Shanghai, one of the largest cities in the world, is located in the estuary of the Yangtze River in a subtropical climate. The four seasons there are similar to those in southern Europe. Spring and autumn are pleasantly warm, while summer is hot to very hot and humid. Winter is described as moderately cold, with occasional frost. To create a desert and a tropical climate, air conditioning was originally planned for the greenhouses.
Double thermal glazing was envisioned to limit the enormous energy expenditure.

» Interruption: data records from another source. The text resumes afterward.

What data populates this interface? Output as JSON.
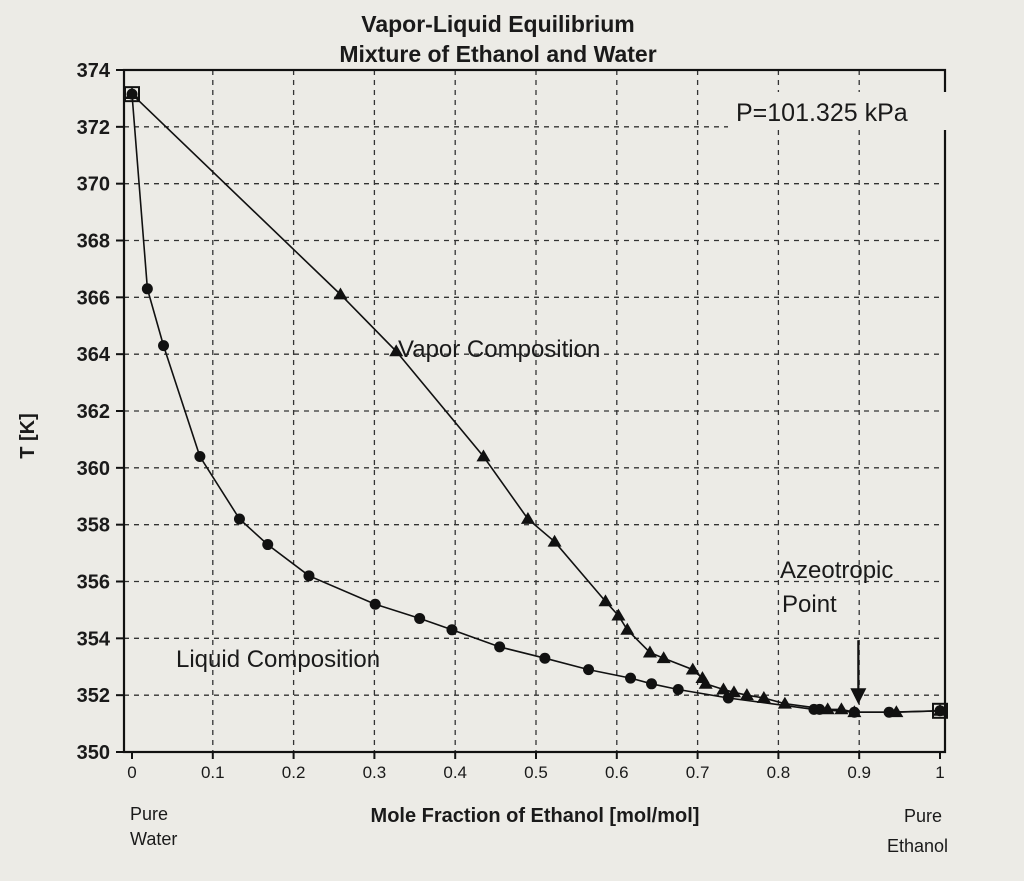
{
  "chart_data": {
    "type": "line",
    "title": "Vapor-Liquid Equilibrium",
    "subtitle": "Mixture of Ethanol and Water",
    "xlabel": "Mole Fraction of Ethanol [mol/mol]",
    "ylabel": "T [K]",
    "xlim": [
      0,
      1
    ],
    "ylim": [
      350,
      374
    ],
    "xticks": [
      0,
      0.1,
      0.2,
      0.3,
      0.4,
      0.5,
      0.6,
      0.7,
      0.8,
      0.9,
      1
    ],
    "yticks": [
      350,
      352,
      354,
      356,
      358,
      360,
      362,
      364,
      366,
      368,
      370,
      372,
      374
    ],
    "grid": true,
    "x_end_labels": {
      "left": [
        "Pure",
        "Water"
      ],
      "right": [
        "Pure",
        "Ethanol"
      ]
    },
    "pressure_label": "P=101.325 kPa",
    "annotations": {
      "vapor": "Vapor Composition",
      "liquid": "Liquid Composition",
      "azeotrope": [
        "Azeotropic",
        "Point"
      ]
    },
    "azeotrope": {
      "x": 0.894,
      "y": 351.4
    },
    "endpoints": [
      {
        "x": 0.0,
        "y": 373.15
      },
      {
        "x": 1.0,
        "y": 351.45
      }
    ],
    "series": [
      {
        "name": "Liquid Composition",
        "marker": "circle",
        "x": [
          0.0,
          0.019,
          0.039,
          0.084,
          0.133,
          0.168,
          0.219,
          0.301,
          0.356,
          0.396,
          0.455,
          0.511,
          0.565,
          0.617,
          0.643,
          0.676,
          0.738,
          0.844,
          0.851,
          0.894,
          0.937,
          1.0
        ],
        "y": [
          373.15,
          366.3,
          364.3,
          360.4,
          358.2,
          357.3,
          356.2,
          355.2,
          354.7,
          354.3,
          353.7,
          353.3,
          352.9,
          352.6,
          352.4,
          352.2,
          351.9,
          351.5,
          351.5,
          351.4,
          351.4,
          351.45
        ]
      },
      {
        "name": "Vapor Composition",
        "marker": "triangle",
        "x": [
          0.0,
          0.258,
          0.327,
          0.435,
          0.49,
          0.523,
          0.586,
          0.602,
          0.613,
          0.641,
          0.658,
          0.694,
          0.706,
          0.71,
          0.732,
          0.745,
          0.761,
          0.782,
          0.808,
          0.861,
          0.878,
          0.894,
          0.946,
          1.0
        ],
        "y": [
          373.15,
          366.1,
          364.1,
          360.4,
          358.2,
          357.4,
          355.3,
          354.8,
          354.3,
          353.5,
          353.3,
          352.9,
          352.6,
          352.4,
          352.2,
          352.1,
          352.0,
          351.9,
          351.7,
          351.5,
          351.5,
          351.4,
          351.4,
          351.45
        ]
      }
    ]
  }
}
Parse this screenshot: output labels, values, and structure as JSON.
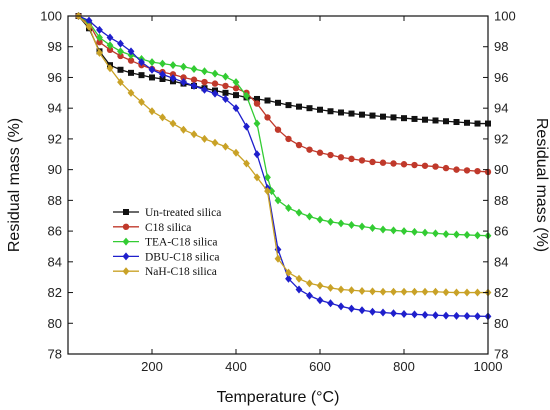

Such glazing has the major disadvantage of losing a lot of irradiation, which might have to be compensated for with artificial light so the plants can thrive, as the intended plants are from climatic zones that offer a great deal of light: The greenhouses in this project are intended to house a desert, a tropical rainforest, and the Cloud Garden.
Another challenge was the architects' fundamental statement: "If we build a greenhouse, it has to be a zero-energy greenhouse. We need photovoltaics!" The goal of a zero-energy building is challenging given its use as a greenhouse.
With our simulations, we were able to show that with Shanghai's relatively high average annual temperature, insulating glazing with its low heat losses would save significantly less than the artificial lighting then required for the plants caused by the high cost of energy. The client was therefore persuaded to dispense with thermal glazing, which made the light and elegant facade design possible. As a result, the plants receive maximum sunlight. In addition, the greenhouses are ventilated exclusively by natural means and thus cooled purely passively, which significantly reduces energy requirements.
The risk of overheating in summer is prevented by an externally mounted, movable sunshade on the roof glazing.
Photovoltaics are necessary to meet the zero-energy target but cannot be used on the greenhouse roof. For this, the former structure of an industrial wasteland, which is to remain on the property, is used and covered with PV.
But even with complete coverage, the area is not sufficient to achieve the targeted energy balance. So the lake would have to be partially covered with PV. For aesthetic reasons, this could be installed as underwater PV, with sufficient area to harvest enough energy with solar modules. It is known from preliminary tests that this is possible without any problems and the losses are low if the modules are installed a few centimeters below the water surface.